Ja, die 10. Klasse! Unsere Blicke galten längst mehr den Wölbungen der Mitschülerinnen als der Schultafel, auf der dieser langweilige Deutschlehrer in großen Lettern die Elemente des dialektischen Aufsatzes geschrieben hatte: These – Antithese – Synthese. Auch hierzu ein authentisches Beispiel:
„Brandt ist ein toller Bundeskanzler, weil er die Jugend anspricht, aber ein schlechter, weil er die Ostgebiete verscherbelt. Insgesamt kann man also feststellen, dass Brandt ein ganz durchschnittlicher Bundeskanzler ist.“
Das nennt man – obacht! – analytisch, und darauf steht der normale Krimileser. Erspart es doch eigenes Nachdenken, serviert die Synthese auf dem Tablett, und, ja, jetzt muss es uns nur noch gelingen, beide Elemente des bestsellertauglich geschriebenen Krimis organisch zu verbinden. Versuchen wir es.
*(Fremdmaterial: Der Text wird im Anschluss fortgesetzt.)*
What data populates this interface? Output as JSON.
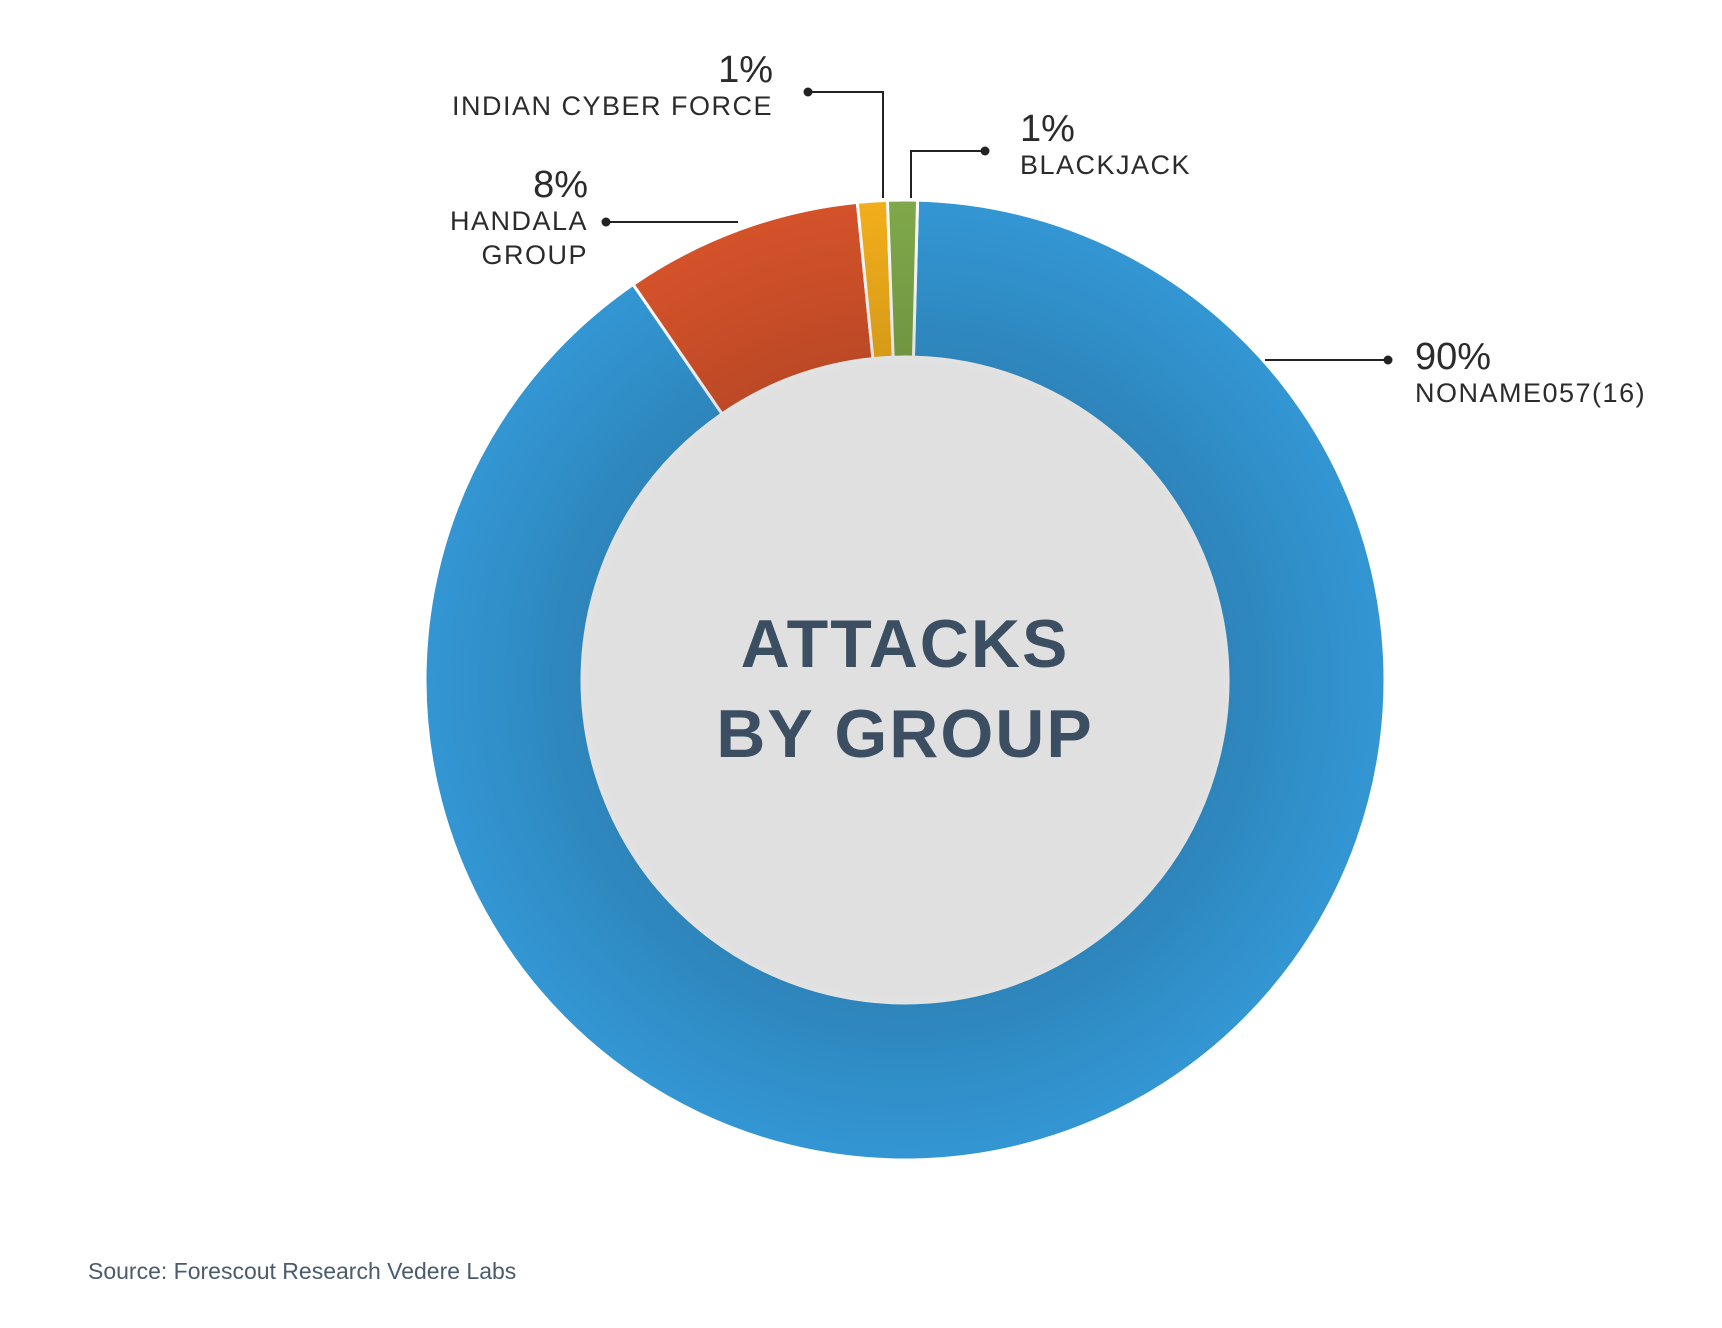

„In der Pizzeria bediente uns Mario. Mario war Italiener und sah gut aus. Er schnappte uns alle Mädchen weg. Das war Scheiße. Andererseits war Mario Gastarbeiter. Keiner hatte ihn lieb. Das war gut so. Wenn Mario an Italia dachte und weinte, mochten wir ihn. Mehr als den Altbundeskanzler Brandt. Der hatte auch immer die tollsten Weiber. Und die Ostgebiete verscherbelt.“
Man beachte, wie fein versponnen hier die nüchternen Bestandteile der Dialektik sich in die Handlung integrieren, wie klar die Gedanken aus dem Text steigen, wie sexuell-schwülstig alles aufgeladen ist und wie explizit die Aufarbeitung eines Stückes neuerer deutscher Geschichte erfolgt! Das versteht jeder! Das kauft jeder! Und genau darauf kommt es schließlich an.
*liebt dpr´s schreibschule
*ruft georg auf den plan, der KEIN APOSTROPH! anmahnt; aber wie sieht denn das aus – dprs schreibschule? dpr – was sagst du dazu?
„Anmahnt“ ist ein zu starkes Wort, Anobella. Ich gestand noch, vielleicht, unter Zögern, und nur dir, ein: „(Nagut, vielleicht dichterische Freiheit wg. besserer Erkennbarkeit…)“
Liebe Schülerin Anobella,
theoretisch hat Hilfslehrer Georg recht. Es ist ja auch ein Graus mit der inflationären und völlig hirnrissigen Verwendung des Apostrophs. In deinem speziellen Fall jedoch kann man ihn abnicken, da er hinter einem Namenskürzel steht und dieses in seinem Urzustand erhält, indem das Genetiv-s quasi separat gesetzt wird. Das schafft Klarheit zu Lasten der Sprachkorrektheit und sollte also toleriert werden.
Mit besten Grüßen
der Krimisprachlehrer
*beckerfaust
**triumphierender blick zu georg
Hab ich doch gleich gesagt. Oder was?